Laura Höflinger of Spiegel reports:
Published 10/02/2014 09:55 AM
In 2012, Germany alone mined 235 million tons of sand and gravel, with 95 percent of it going to the construction industry. The United Nations Environment Program (UNEP) estimates global consumption at an average of 40 billion tons per year, with close to 30 billion tons of that used in concrete. That would be enough to build a 27-meter by 27-meter (88.5 feet) wall circling the globe. Sands are “now being extracted at a rate far greater than their renewal,” a March 2014 UNEP report found. “Sand is rarer than one thinks,” it reads.
At times, the paucity of sand has even forced workers to put down their tools at construction sites in India and China. It has also halted fracking-related drilling in the United States because the process requires that sand be mixed in with the water pumped into the ground in order to keep open the fissures from which gas is extracted.
“Sand is like oil,” explains Klaus Schwarzer, a geoscientist at Germany’s University of Kiel. “It is finite.” Western Carolina University’s Young adds, “If we’re not careful, we’ll run out of sand.”
In 2012, the environmental organization Global Witness released satellite images showing how Singapore has expanded its territory by 22 percent over the past 50 years. The group provided evidence that the sand used to enlarge Singapore came from neighboring countries like Vietnam, Indonesia and Malaysia and had, in some instances, been extracted illegally. One country after the other then issued a ban on mining sand. Singaporean dredging vessels responded by setting course for Cambodia. Phnom Penh responded by likewise banning exports of the resource.
Prospecting for sand has also been prohibited in Cape Verde since 2002 and the military does in fact patrol parts of the coastline for illegal mining activity. Sometimes they even arrest sand thieves, but the punitive measures have thus far done little to stop illicit trade.
One might think that the Arab Peninsula, with its high sand dunes, would have the largest reserves, but desert sand isn’t suitable for every purpose. It contains a surfeit of chalk, clay and iron oxide. And while the countries have considerable amounts of marl, quality sand is also necessary to produce cement. Paradoxically, then, the desert region is suffering a shortage of sand.

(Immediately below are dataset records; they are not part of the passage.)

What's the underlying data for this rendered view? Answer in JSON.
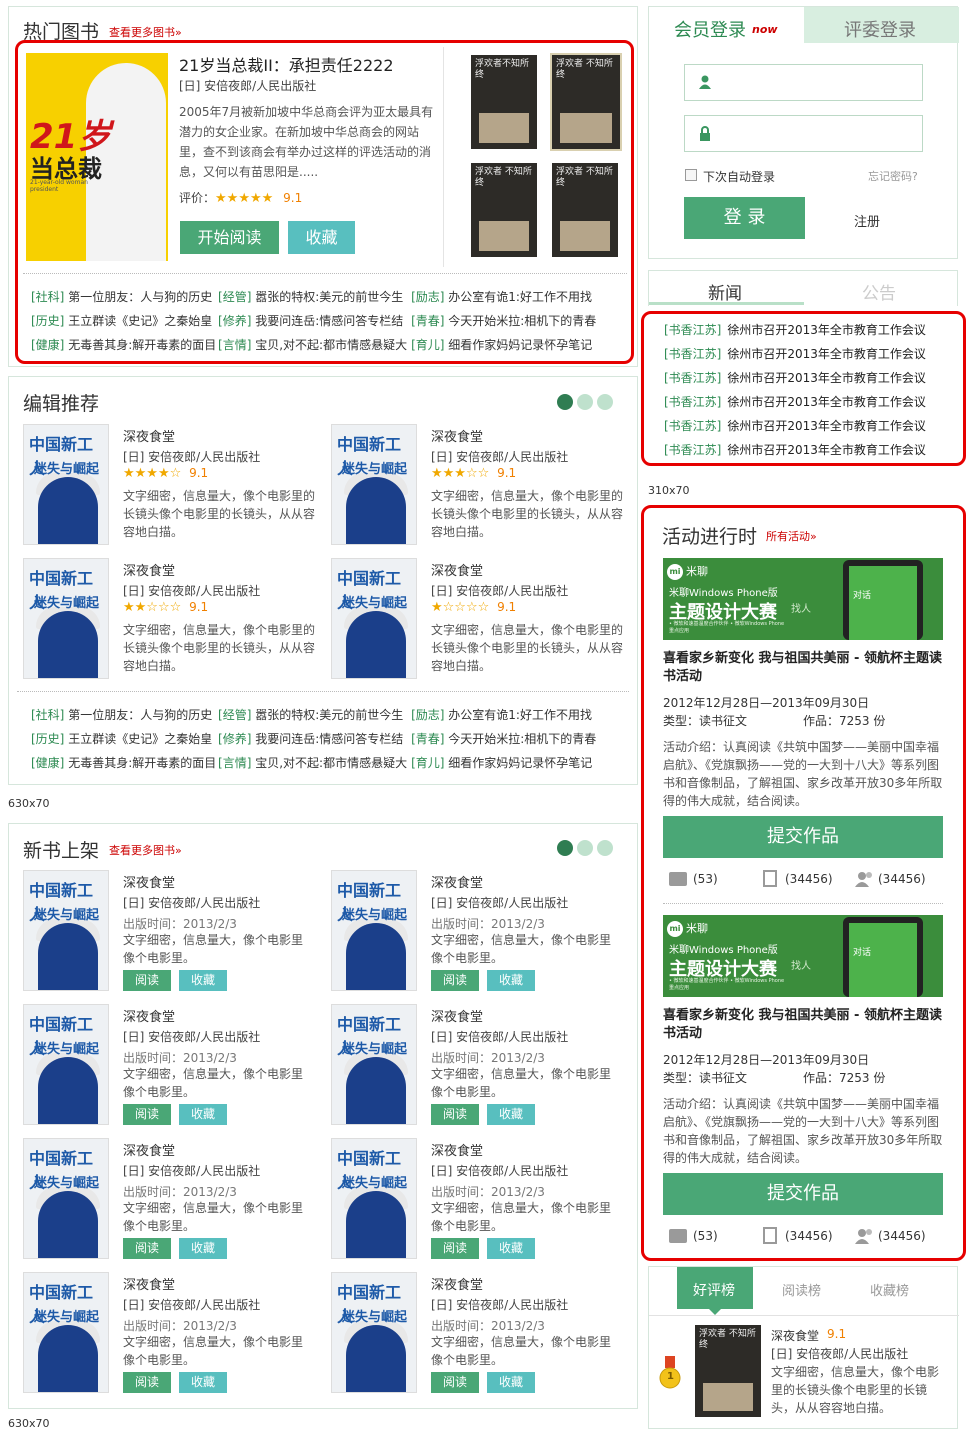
{
  "hot": {
    "title": "热门图书",
    "more": "查看更多图书»",
    "book_title": "21岁当总裁II：承担责任2222",
    "book_author": "[日] 安倍夜郎/人民出版社",
    "book_desc": "2005年7月被新加坡中华总商会评为亚太最具有潜力的女企业家。在新加坡中华总商会的网站里，查不到该商会有举办过这样的评选活动的消息，又何以有苗思阳是.....",
    "rating_label": "评价：",
    "rating_stars": "★★★★★",
    "rating_value": "9.1",
    "read_btn": "开始阅读",
    "fav_btn": "收藏",
    "cover_big": "21岁",
    "cover_main": "当总裁",
    "cover_sub": "21-year-old woman president",
    "thumb_title": "浮欢者不知所终",
    "thumb_title2": "浮欢者 不知所终",
    "links": [
      [
        "[社科]",
        "第一位朋友：人与狗的历史",
        "[经管]",
        "嚣张的特权:美元的前世今生",
        "[励志]",
        "办公室有诡1:好工作不用找"
      ],
      [
        "[历史]",
        "王立群读《史记》之秦始皇",
        "[修养]",
        "我要问连岳:情感问答专栏结",
        "[青春]",
        "今天开始米拉:相机下的青春"
      ],
      [
        "[健康]",
        "无毒善其身:解开毒素的面目",
        "[言情]",
        "宝贝,对不起:都市情感悬疑大",
        "[育儿]",
        "细看作家妈妈记录怀孕笔记"
      ]
    ]
  },
  "editor": {
    "title": "编辑推荐",
    "books": [
      {
        "title": "深夜食堂",
        "author": "[日] 安倍夜郎/人民出版社",
        "stars": "★★★★☆",
        "score": "9.1",
        "desc": "文字细密，信息量大，像个电影里的长镜头像个电影里的长镜头，从从容容地白描。"
      },
      {
        "title": "深夜食堂",
        "author": "[日] 安倍夜郎/人民出版社",
        "stars": "★★★☆☆",
        "score": "9.1",
        "desc": "文字细密，信息量大，像个电影里的长镜头像个电影里的长镜头，从从容容地白描。"
      },
      {
        "title": "深夜食堂",
        "author": "[日] 安倍夜郎/人民出版社",
        "stars": "★★☆☆☆",
        "score": "9.1",
        "desc": "文字细密，信息量大，像个电影里的长镜头像个电影里的长镜头，从从容容地白描。"
      },
      {
        "title": "深夜食堂",
        "author": "[日] 安倍夜郎/人民出版社",
        "stars": "★☆☆☆☆",
        "score": "9.1",
        "desc": "文字细密，信息量大，像个电影里的长镜头像个电影里的长镜头，从从容容地白描。"
      }
    ],
    "cover_line1": "中国新工人",
    "cover_line2": "迷失与崛起",
    "links": [
      [
        "[社科]",
        "第一位朋友：人与狗的历史",
        "[经管]",
        "嚣张的特权:美元的前世今生",
        "[励志]",
        "办公室有诡1:好工作不用找"
      ],
      [
        "[历史]",
        "王立群读《史记》之秦始皇",
        "[修养]",
        "我要问连岳:情感问答专栏结",
        "[青春]",
        "今天开始米拉:相机下的青春"
      ],
      [
        "[健康]",
        "无毒善其身:解开毒素的面目",
        "[言情]",
        "宝贝,对不起:都市情感悬疑大",
        "[育儿]",
        "细看作家妈妈记录怀孕笔记"
      ]
    ]
  },
  "size_label1": "630x70",
  "size_label2": "630x70",
  "size_label3": "310x70",
  "newbooks": {
    "title": "新书上架",
    "more": "查看更多图书»",
    "book_title": "深夜食堂",
    "book_author": "[日] 安倍夜郎/人民出版社",
    "book_date": "出版时间：2013/2/3",
    "book_desc": "文字细密，信息量大，像个电影里像个电影里。",
    "read_btn": "阅读",
    "fav_btn": "收藏"
  },
  "login": {
    "tab_member": "会员登录",
    "tab_now": "now",
    "tab_judge": "评委登录",
    "remember": "下次自动登录",
    "forgot": "忘记密码?",
    "login_btn": "登 录",
    "register": "注册"
  },
  "news": {
    "tab_news": "新闻",
    "tab_notice": "公告",
    "tag": "[书香江苏]",
    "items": [
      "徐州市召开2013年全市教育工作会议",
      "徐州市召开2013年全市教育工作会议",
      "徐州市召开2013年全市教育工作会议",
      "徐州市召开2013年全市教育工作会议",
      "徐州市召开2013年全市教育工作会议",
      "徐州市召开2013年全市教育工作会议"
    ]
  },
  "activity": {
    "title": "活动进行时",
    "more": "所有活动»",
    "banner_brand": "米聊",
    "banner_line1": "米聊Windows Phone版",
    "banner_line2": "主题设计大赛",
    "banner_small": "• 微软和速基温度合作伙伴 • 微软Windows Phone重点应用",
    "banner_chat": "对话",
    "banner_find": "找人",
    "item_title": "喜看家乡新变化 我与祖国共美丽 - 领航杯主题读书活动",
    "item_date": "2012年12月28日—2013年09月30日",
    "item_type": "类型：读书征文",
    "item_count": "作品：7253 份",
    "item_desc": "活动介绍：认真阅读《共筑中国梦——美丽中国幸福启航》、《党旗飘扬——党的一大到十八大》等系列图书和音像制品，了解祖国、家乡改革开放30多年所取得的伟大成就，结合阅读。",
    "submit_btn": "提交作品",
    "stat1": "(53)",
    "stat2": "(34456)",
    "stat3": "(34456)"
  },
  "rank": {
    "tab1": "好评榜",
    "tab2": "阅读榜",
    "tab3": "收藏榜",
    "book_title": "深夜食堂",
    "book_score": "9.1",
    "book_author": "[日] 安倍夜郎/人民出版社",
    "book_desc": "文字细密，信息量大，像个电影里的长镜头像个电影里的长镜头，从从容容地白描。",
    "medal": "1"
  },
  "colors": {
    "accent": "#4aa776",
    "red": "#e60000",
    "link": "#2d8a52"
  }
}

In Germany, too, firms have begun mining sand from the ocean floor. Using dredgers the size of aircraft carriers, they trawl the North and Baltic seas, with gigantic suction heads vacuuming the grains from the sea floor. Nature conservation organizations fear the dredging could disturb the habitat of harbor porpoises and seals and that sustained damage is being done to the ocean floor ecosystem. “Anything that gets sucked in is killed,” says Kim Detloff of Germany’s Nature and Biodiversity Conservation Union (NABU).